La RSE, ou RSO (depuis la norme ISO 26000, nous devrions parler de responsabilité sociétale des organisations), est liante et fédératrice. Un des apports du nouveau paradigme est de proposer à l’organisation d’être à l’écoute de ses parties prenantes (salariés, clients, fournisseurs, état, actionnaires, collectivités locales,…) par la mise en place d’un dialogue afin de prendre en compte leurs grilles de lecture dans le projet de l’organisation (de la création, la production à la distribution du bien ou service). Elle fédère les publics externes et internes de l’organisation car transversale elle couvre aussi bien des thématiques sociales, environnementales qu’économiques. Elle implique l’ensemble des départements : achats, marketing, recherche, ressources humaines,…, et tous les établissements de l’organisation. La RSE, liant ainsi les grandes thématiques de communication de l’organisation, est porteuse de sens.
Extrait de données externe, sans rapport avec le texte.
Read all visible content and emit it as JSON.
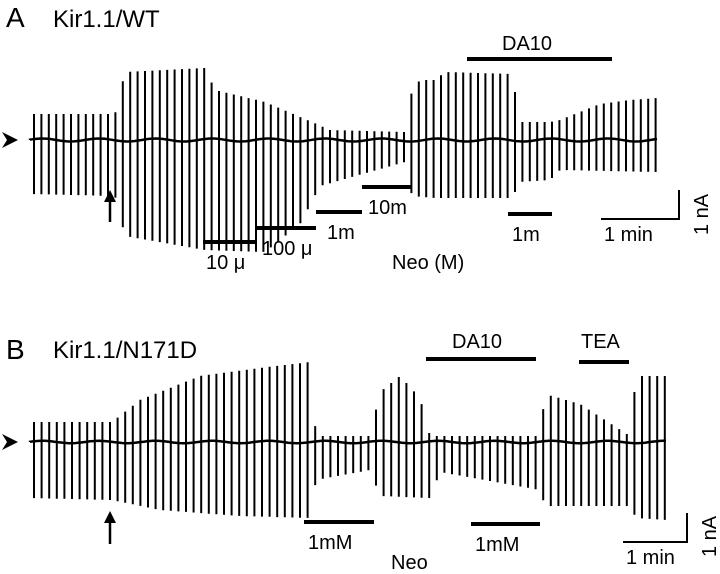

Est-ce qu’aujourd’hui la RSE est davantage intégrée dans les stratégies de communication des entreprises ?
Depuis les derniers dispositifs législatifs (art.224, art.225 et art. 255 du Grenelle II) , la RSE se développe au sein des organisations privées et publics, dans des sociétés de gestion d’actifs. Néanmoins, par manque de moyens humains et de prise de conscience des effets vertueux de la RSE, elle reste globalement encore embryonnaire ou partiellement appliquée. Une politique deresponsabilité sociétale doit être inscrite dans l’ADN de l’organisation, elle doit être globale et faire l’objet d’un consensus de ses parties prenantes, d’une intégration multi-départements. Et la communication RSE doit être totalement intégrée à sa communication corporate, interne et externe, par tous les moyens de communication online et offline.
Pouvez vous nous citer des exemples d’entreprises ou organisations, qui ont intégré avec succès la RSE à leur stratégie de communication ?
Après quelques années d’hésitation, les sociétés cotées,ayant en principe au moins douze ans d’expérimentation, intègrent plus sérieusement la RSE à leur stratégie et valorisent cette politique de manière transparente. Ainsi, la plupart des sociétés cotées selon une étude (baromètre RSE 2012) menée par le cabinet Mazars avaient ainsi anticipé le Grenelle II notamment sur la démarche de vérification.
Les grands groupes cotés tels que Danone, pionnier en la matière avec le discours d’Antoine Riboud devant les assises du CNPF au sein duquel dès 1972 le président visionnaire montre l’importance de la dimension sociale dans le projet économique de l’entreprise, attentive aux attentes de la société civile et à l’équilibre de la planète. Depuis,le groupe innove régulièrement en responsabilité sociétale et en communication. Citons notamment le Danone Way, déployé dans la plupart des filiales, la démarche consiste en une auto-évaluation de la politique sociétale de chaque filiale. Schneider Electricest également très en avance avec notamment l’innovant baromètre Planète et Société (publication trimestrielle des résultats extra-financiers de la politique menée sur 13 thématiques). La plupart des entreprises du CAC40 publient aujourd’hui des objectifs extra-financiers à moyen ou long terme. C’est le cas notamment de GDF SUEZ, France Télécom Orange, Lafarge, Schneider Electric, Saint Gobain,..
Ces groupes et les organisations plus généralement s’acheminent progressivement vers une communication intégrée couvrant les données financières et extra-financières de l’entité au lieu de deux communications spécialisées (financière et extra-financière) qui se développent parallèlement avec des canaux de communication distincts.